Evolution and humans:big brain size and food supply (Evolution)

by David Turell @, Wednesday, June 21, 2017, 01:50 (277 days ago) @ David Turell

This article poo poos the social brain idea for enlargement:


"In the past two million years, humans have experienced a massive increase in brain size, one not seen in any other species. This rapid evolution gave us brains roughly triple the volume of those of our pre-human ancestors.

"But the intelligence we enjoy as a result would seem to be advantageous for all sorts of species, not just us. So why was ours the only line to go down this route?

"The social brain hypothesis was a popular answer. It claims that bigger brains and advanced cognitive abilities are primarily an adaptation to social complexities, with natural selection strongly favouring individuals that can outsmart rivals.

"Some researchers, myself included, have never been especially persuaded by this idea, which gains its principal support from decades-old evidence that primates in bigger groups have larger brains. Large brains in humans supposedly followed from our ancestors living in relatively large groups, according to this argument.

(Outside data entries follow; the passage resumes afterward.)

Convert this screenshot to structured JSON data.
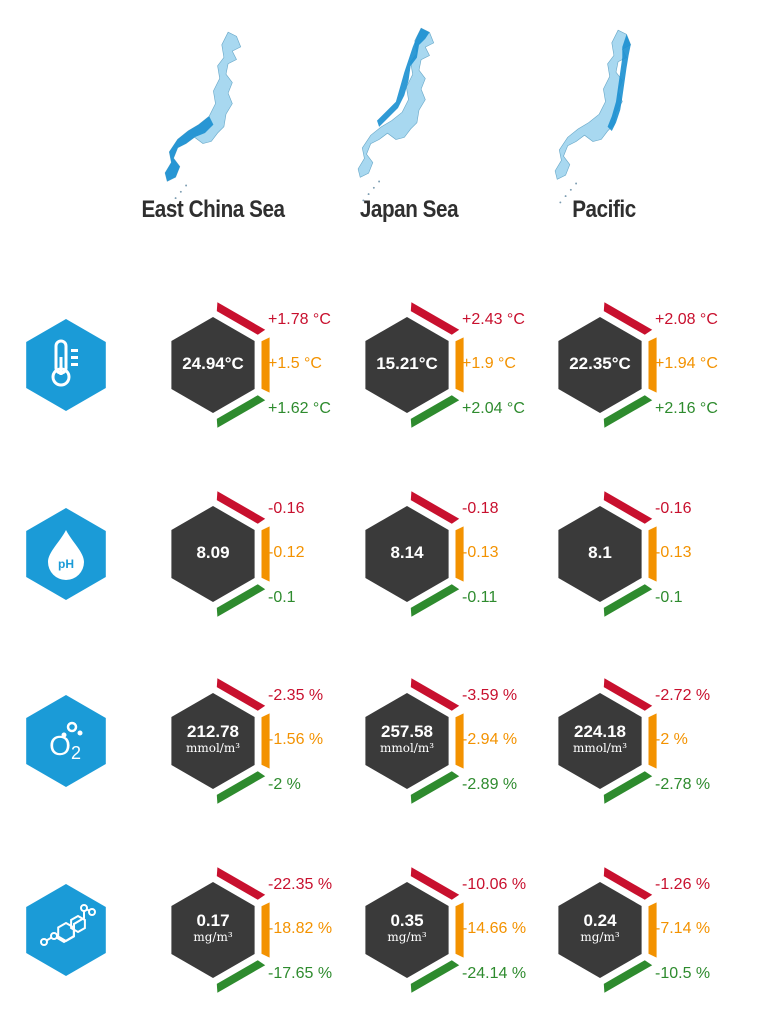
{
  "colors": {
    "high": "#c8102e",
    "mid": "#f39200",
    "low": "#2e8b2e",
    "hex": "#3a3a3a",
    "icon": "#1b9bd7",
    "map_dark": "#1a8fd0",
    "map_light": "#a8d8f0"
  },
  "regions": [
    {
      "name": "East China Sea",
      "map_highlight": "southwest"
    },
    {
      "name": "Japan Sea",
      "map_highlight": "west"
    },
    {
      "name": "Pacific",
      "map_highlight": "east"
    }
  ],
  "rows": [
    {
      "icon": "thermometer-icon",
      "cells": [
        {
          "value": "24.94°C",
          "unit": "",
          "high": "+1.78 °C",
          "mid": "+1.5 °C",
          "low": "+1.62 °C"
        },
        {
          "value": "15.21°C",
          "unit": "",
          "high": "+2.43 °C",
          "mid": "+1.9 °C",
          "low": "+2.04 °C"
        },
        {
          "value": "22.35°C",
          "unit": "",
          "high": "+2.08 °C",
          "mid": "+1.94 °C",
          "low": "+2.16 °C"
        }
      ]
    },
    {
      "icon": "ph-drop-icon",
      "icon_text": "pH",
      "cells": [
        {
          "value": "8.09",
          "unit": "",
          "high": "-0.16",
          "mid": "-0.12",
          "low": "-0.1"
        },
        {
          "value": "8.14",
          "unit": "",
          "high": "-0.18",
          "mid": "-0.13",
          "low": "-0.11"
        },
        {
          "value": "8.1",
          "unit": "",
          "high": "-0.16",
          "mid": "-0.13",
          "low": "-0.1"
        }
      ]
    },
    {
      "icon": "oxygen-icon",
      "icon_text": "O",
      "icon_sub": "2",
      "cells": [
        {
          "value": "212.78",
          "unit": "mmol/m³",
          "high": "-2.35 %",
          "mid": "-1.56 %",
          "low": "-2 %"
        },
        {
          "value": "257.58",
          "unit": "mmol/m³",
          "high": "-3.59 %",
          "mid": "-2.94 %",
          "low": "-2.89 %"
        },
        {
          "value": "224.18",
          "unit": "mmol/m³",
          "high": "-2.72 %",
          "mid": "-2 %",
          "low": "-2.78 %"
        }
      ]
    },
    {
      "icon": "molecule-icon",
      "cells": [
        {
          "value": "0.17",
          "unit": "mg/m³",
          "high": "-22.35 %",
          "mid": "-18.82 %",
          "low": "-17.65 %"
        },
        {
          "value": "0.35",
          "unit": "mg/m³",
          "high": "-10.06 %",
          "mid": "-14.66 %",
          "low": "-24.14 %"
        },
        {
          "value": "0.24",
          "unit": "mg/m³",
          "high": "-1.26 %",
          "mid": "-7.14 %",
          "low": "-10.5 %"
        }
      ]
    }
  ]
}
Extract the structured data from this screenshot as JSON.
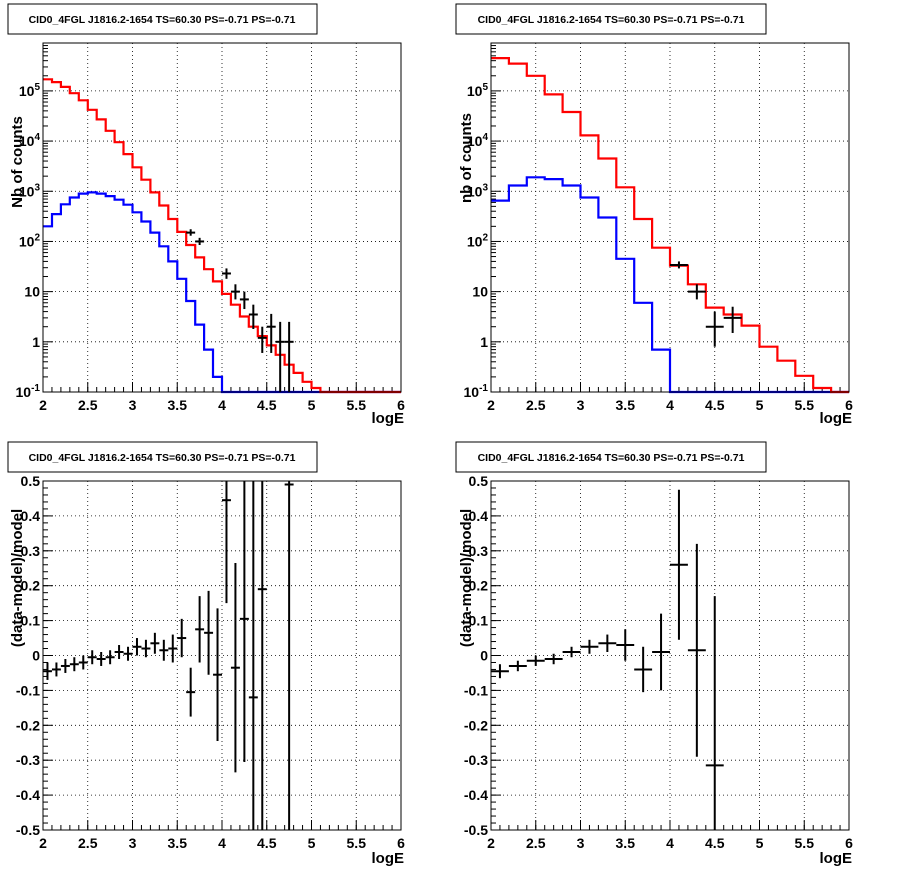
{
  "colors": {
    "data": "#000000",
    "model_total": "#ff0000",
    "model_source": "#0000ff",
    "grid": "#000000"
  },
  "chart_data": [
    {
      "type": "histogram",
      "title": "CID0_4FGL J1816.2-1654 TS=60.30 PS=-0.71 PS=-0.71",
      "xlabel": "logE",
      "ylabel": "Nb of counts",
      "xlim": [
        2,
        6
      ],
      "ylim": [
        0.1,
        900000
      ],
      "yscale": "log",
      "grid": true,
      "x_ticks": [
        "2",
        "2.5",
        "3",
        "3.5",
        "4",
        "4.5",
        "5",
        "5.5",
        "6"
      ],
      "y_ticks": [
        "10^-1",
        "1",
        "10",
        "10^2",
        "10^3",
        "10^4",
        "10^5"
      ],
      "bin_edges": [
        2.0,
        2.1,
        2.2,
        2.3,
        2.4,
        2.5,
        2.6,
        2.7,
        2.8,
        2.9,
        3.0,
        3.1,
        3.2,
        3.3,
        3.4,
        3.5,
        3.6,
        3.7,
        3.8,
        3.9,
        4.0,
        4.1,
        4.2,
        4.3,
        4.4,
        4.5,
        4.6,
        4.7,
        4.8,
        4.9,
        5.0,
        5.1,
        5.2,
        5.3,
        5.4,
        5.5,
        5.6,
        5.7,
        5.8,
        5.9,
        6.0
      ],
      "series": [
        {
          "name": "",
          "role": "model_total",
          "color": "#ff0000",
          "values": [
            170000,
            150000,
            120000,
            90000,
            65000,
            42000,
            27000,
            16000,
            9500,
            5500,
            3000,
            1700,
            950,
            520,
            280,
            155,
            85,
            48,
            28,
            16,
            9,
            5.5,
            3.2,
            2.0,
            1.3,
            0.85,
            0.55,
            0.35,
            0.24,
            0.16,
            0.12,
            0.1,
            0.1,
            0.1,
            0.1,
            0.1,
            0.1,
            0.1,
            0.1,
            0.1
          ]
        },
        {
          "name": "",
          "role": "model_source",
          "color": "#0000ff",
          "values": [
            200,
            350,
            550,
            750,
            900,
            950,
            900,
            800,
            680,
            540,
            380,
            250,
            150,
            80,
            40,
            18,
            6.5,
            2.2,
            0.7,
            0.2,
            0.1,
            0.1,
            0.1,
            0.1,
            0.1,
            0.1,
            0.1,
            0.1,
            0.1,
            0.1,
            0.1,
            0.1,
            0.1,
            0.1,
            0.1,
            0.1,
            0.1,
            0.1,
            0.1,
            0.1
          ]
        }
      ],
      "data_points": [
        {
          "x": 3.65,
          "y": 150,
          "ylo": 130,
          "yhi": 175,
          "xerr": 0.05
        },
        {
          "x": 3.75,
          "y": 100,
          "ylo": 85,
          "yhi": 118,
          "xerr": 0.05
        },
        {
          "x": 4.05,
          "y": 23,
          "ylo": 18,
          "yhi": 29,
          "xerr": 0.05
        },
        {
          "x": 4.15,
          "y": 10,
          "ylo": 7,
          "yhi": 14,
          "xerr": 0.05
        },
        {
          "x": 4.25,
          "y": 7,
          "ylo": 4.5,
          "yhi": 10,
          "xerr": 0.05
        },
        {
          "x": 4.35,
          "y": 3.5,
          "ylo": 1.8,
          "yhi": 5.5,
          "xerr": 0.05
        },
        {
          "x": 4.45,
          "y": 1.2,
          "ylo": 0.6,
          "yhi": 2,
          "xerr": 0.05
        },
        {
          "x": 4.55,
          "y": 2,
          "ylo": 0.6,
          "yhi": 3.6,
          "xerr": 0.05
        },
        {
          "x": 4.65,
          "y": 1,
          "ylo": 0.1,
          "yhi": 2.5,
          "xerr": 0.05
        },
        {
          "x": 4.75,
          "y": 1,
          "ylo": 0.1,
          "yhi": 2.5,
          "xerr": 0.05
        }
      ]
    },
    {
      "type": "histogram",
      "title": "CID0_4FGL J1816.2-1654 TS=60.30 PS=-0.71 PS=-0.71",
      "xlabel": "logE",
      "ylabel": "nb of counts",
      "xlim": [
        2,
        6
      ],
      "ylim": [
        0.1,
        900000
      ],
      "yscale": "log",
      "grid": true,
      "x_ticks": [
        "2",
        "2.5",
        "3",
        "3.5",
        "4",
        "4.5",
        "5",
        "5.5",
        "6"
      ],
      "y_ticks": [
        "10^-1",
        "1",
        "10",
        "10^2",
        "10^3",
        "10^4",
        "10^5"
      ],
      "bin_edges": [
        2.0,
        2.2,
        2.4,
        2.6,
        2.8,
        3.0,
        3.2,
        3.4,
        3.6,
        3.8,
        4.0,
        4.2,
        4.4,
        4.6,
        4.8,
        5.0,
        5.2,
        5.4,
        5.6,
        5.8,
        6.0
      ],
      "series": [
        {
          "name": "",
          "role": "model_total",
          "color": "#ff0000",
          "values": [
            450000,
            350000,
            200000,
            85000,
            38000,
            13000,
            4500,
            1200,
            280,
            75,
            33,
            14,
            4.8,
            3.5,
            2.1,
            0.8,
            0.42,
            0.21,
            0.12,
            0.1
          ]
        },
        {
          "name": "",
          "role": "model_source",
          "color": "#0000ff",
          "values": [
            650,
            1300,
            1900,
            1750,
            1300,
            750,
            300,
            45,
            6,
            0.7,
            0.1,
            0.1,
            0.1,
            0.1,
            0.1,
            0.1,
            0.1,
            0.1,
            0.1,
            0.1
          ]
        }
      ],
      "data_points": [
        {
          "x": 4.1,
          "y": 34,
          "ylo": 29,
          "yhi": 40,
          "xerr": 0.1
        },
        {
          "x": 4.3,
          "y": 10,
          "ylo": 7,
          "yhi": 14,
          "xerr": 0.1
        },
        {
          "x": 4.5,
          "y": 2,
          "ylo": 0.8,
          "yhi": 4,
          "xerr": 0.1
        },
        {
          "x": 4.7,
          "y": 3,
          "ylo": 1.5,
          "yhi": 5,
          "xerr": 0.1
        }
      ]
    },
    {
      "type": "scatter",
      "title": "CID0_4FGL J1816.2-1654 TS=60.30 PS=-0.71 PS=-0.71",
      "xlabel": "logE",
      "ylabel": "(data-model)/model",
      "xlim": [
        2,
        6
      ],
      "ylim": [
        -0.5,
        0.5
      ],
      "yscale": "linear",
      "grid": true,
      "x_ticks": [
        "2",
        "2.5",
        "3",
        "3.5",
        "4",
        "4.5",
        "5",
        "5.5",
        "6"
      ],
      "y_ticks": [
        "-0.5",
        "-0.4",
        "-0.3",
        "-0.2",
        "-0.1",
        "0",
        "0.1",
        "0.2",
        "0.3",
        "0.4",
        "0.5"
      ],
      "data_points": [
        {
          "x": 2.05,
          "y": -0.045,
          "ylo": -0.07,
          "yhi": -0.02,
          "xerr": 0.05
        },
        {
          "x": 2.15,
          "y": -0.04,
          "ylo": -0.06,
          "yhi": -0.02,
          "xerr": 0.05
        },
        {
          "x": 2.25,
          "y": -0.03,
          "ylo": -0.05,
          "yhi": -0.01,
          "xerr": 0.05
        },
        {
          "x": 2.35,
          "y": -0.025,
          "ylo": -0.045,
          "yhi": -0.005,
          "xerr": 0.05
        },
        {
          "x": 2.45,
          "y": -0.02,
          "ylo": -0.04,
          "yhi": 0.0,
          "xerr": 0.05
        },
        {
          "x": 2.55,
          "y": -0.005,
          "ylo": -0.025,
          "yhi": 0.015,
          "xerr": 0.05
        },
        {
          "x": 2.65,
          "y": -0.01,
          "ylo": -0.03,
          "yhi": 0.01,
          "xerr": 0.05
        },
        {
          "x": 2.75,
          "y": -0.005,
          "ylo": -0.025,
          "yhi": 0.015,
          "xerr": 0.05
        },
        {
          "x": 2.85,
          "y": 0.01,
          "ylo": -0.01,
          "yhi": 0.03,
          "xerr": 0.05
        },
        {
          "x": 2.95,
          "y": 0.005,
          "ylo": -0.015,
          "yhi": 0.025,
          "xerr": 0.05
        },
        {
          "x": 3.05,
          "y": 0.025,
          "ylo": 0.0,
          "yhi": 0.05,
          "xerr": 0.05
        },
        {
          "x": 3.15,
          "y": 0.02,
          "ylo": -0.005,
          "yhi": 0.045,
          "xerr": 0.05
        },
        {
          "x": 3.25,
          "y": 0.035,
          "ylo": 0.005,
          "yhi": 0.065,
          "xerr": 0.05
        },
        {
          "x": 3.35,
          "y": 0.015,
          "ylo": -0.015,
          "yhi": 0.045,
          "xerr": 0.05
        },
        {
          "x": 3.45,
          "y": 0.02,
          "ylo": -0.02,
          "yhi": 0.06,
          "xerr": 0.05
        },
        {
          "x": 3.55,
          "y": 0.05,
          "ylo": -0.005,
          "yhi": 0.105,
          "xerr": 0.05
        },
        {
          "x": 3.65,
          "y": -0.105,
          "ylo": -0.175,
          "yhi": -0.035,
          "xerr": 0.05
        },
        {
          "x": 3.75,
          "y": 0.075,
          "ylo": -0.02,
          "yhi": 0.17,
          "xerr": 0.05
        },
        {
          "x": 3.85,
          "y": 0.065,
          "ylo": -0.055,
          "yhi": 0.185,
          "xerr": 0.05
        },
        {
          "x": 3.95,
          "y": -0.055,
          "ylo": -0.245,
          "yhi": 0.135,
          "xerr": 0.05
        },
        {
          "x": 4.05,
          "y": 0.445,
          "ylo": 0.15,
          "yhi": 0.5,
          "xerr": 0.05
        },
        {
          "x": 4.15,
          "y": -0.035,
          "ylo": -0.335,
          "yhi": 0.265,
          "xerr": 0.05
        },
        {
          "x": 4.25,
          "y": 0.105,
          "ylo": -0.305,
          "yhi": 0.5,
          "xerr": 0.05
        },
        {
          "x": 4.35,
          "y": -0.12,
          "ylo": -0.5,
          "yhi": 0.5,
          "xerr": 0.05
        },
        {
          "x": 4.45,
          "y": 0.19,
          "ylo": -0.5,
          "yhi": 0.5,
          "xerr": 0.05
        },
        {
          "x": 4.75,
          "y": 0.49,
          "ylo": -0.5,
          "yhi": 0.5,
          "xerr": 0.05
        }
      ]
    },
    {
      "type": "scatter",
      "title": "CID0_4FGL J1816.2-1654 TS=60.30 PS=-0.71 PS=-0.71",
      "xlabel": "logE",
      "ylabel": "(data-model)/model",
      "xlim": [
        2,
        6
      ],
      "ylim": [
        -0.5,
        0.5
      ],
      "yscale": "linear",
      "grid": true,
      "x_ticks": [
        "2",
        "2.5",
        "3",
        "3.5",
        "4",
        "4.5",
        "5",
        "5.5",
        "6"
      ],
      "y_ticks": [
        "-0.5",
        "-0.4",
        "-0.3",
        "-0.2",
        "-0.1",
        "0",
        "0.1",
        "0.2",
        "0.3",
        "0.4",
        "0.5"
      ],
      "data_points": [
        {
          "x": 2.1,
          "y": -0.045,
          "ylo": -0.065,
          "yhi": -0.025,
          "xerr": 0.1
        },
        {
          "x": 2.3,
          "y": -0.03,
          "ylo": -0.045,
          "yhi": -0.015,
          "xerr": 0.1
        },
        {
          "x": 2.5,
          "y": -0.015,
          "ylo": -0.03,
          "yhi": 0.0,
          "xerr": 0.1
        },
        {
          "x": 2.7,
          "y": -0.01,
          "ylo": -0.025,
          "yhi": 0.005,
          "xerr": 0.1
        },
        {
          "x": 2.9,
          "y": 0.01,
          "ylo": -0.005,
          "yhi": 0.025,
          "xerr": 0.1
        },
        {
          "x": 3.1,
          "y": 0.025,
          "ylo": 0.005,
          "yhi": 0.045,
          "xerr": 0.1
        },
        {
          "x": 3.3,
          "y": 0.035,
          "ylo": 0.01,
          "yhi": 0.06,
          "xerr": 0.1
        },
        {
          "x": 3.5,
          "y": 0.03,
          "ylo": -0.015,
          "yhi": 0.075,
          "xerr": 0.1
        },
        {
          "x": 3.7,
          "y": -0.04,
          "ylo": -0.105,
          "yhi": 0.025,
          "xerr": 0.1
        },
        {
          "x": 3.9,
          "y": 0.01,
          "ylo": -0.1,
          "yhi": 0.12,
          "xerr": 0.1
        },
        {
          "x": 4.1,
          "y": 0.26,
          "ylo": 0.045,
          "yhi": 0.475,
          "xerr": 0.1
        },
        {
          "x": 4.3,
          "y": 0.015,
          "ylo": -0.29,
          "yhi": 0.32,
          "xerr": 0.1
        },
        {
          "x": 4.5,
          "y": -0.315,
          "ylo": -0.5,
          "yhi": 0.17,
          "xerr": 0.1
        }
      ]
    }
  ]
}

"A new study now challenges the foundational evidence for this link. The problem is that traditional analyses have been based on too few species, says a team at New York University (NYU).

"The researchers collected measures of primate brains and sociality from more than 140 primate species, about three times as many as before, and found no correlation between indicators of brain size and measures of sociality such as group size.

"Their statistics look strong. The social brain hypothesis has failed its biggest test so far.

"Proponents of the social brain hypothesis will doubtless seek ways to resuscitate it, but for the moment the question of why humans gained big brains needs another kind of answer.

"The NYU team offers one. They found that among primates, brain volume is correlated with diet, with fruit-eating primates having the biggest brains. This idea, raised decades ago but long overshadowed by the social brain hypothesis, raises two complementary possibilities.

"First is the idea that brainy individuals are better foragers. Fruits are hard to find in a tropical forest, and so bigger-brained individuals might benefit if they are smart enough to find fruit more efficiently. That is plausible – but suspiciously simple.

"The other explanation for fruit-eaters having big brains is the energy allocation hypothesis. It takes an entirely different approach, noting that brains need a lot of energy. Every primate would have a bigger brain if only they could afford them, metabolically speaking, it suggests.

"The human brain consumes more than a fifth of the energy we use when at rest. If some other organ is not to be under-supplied, we need to acquire more energy for our size than other species.

"How, then, can we afford to divert fuel to especially big brains? High-quality diets provide one mechanism. Fruits, being sugar-rich, supply more easily digested energy than most items eaten by primates, such as leaves.

"This concept appeals to those, like me, who think that a diet of cooked food has been a critical influence on human evolution ever since the emergence of Homo erectus almost two million years ago. Cooked food provides easily available energy, requires little digestion, can be eaten in a fraction of the time it takes to consume raw food, and is unique to humans.

"The evidence that fruit-eating primates are big-brained strengthens the idea that our unique cognitive ability was made possible by our uniquely high-quality diets.:

Comment: the obvious corollary is if you have a big enough brain to control fire, you can nourish that big brain so it works properly. See my entry yesterday: Tuesday, June 20, 2017, 00:36 . Once again, big brain first, use second.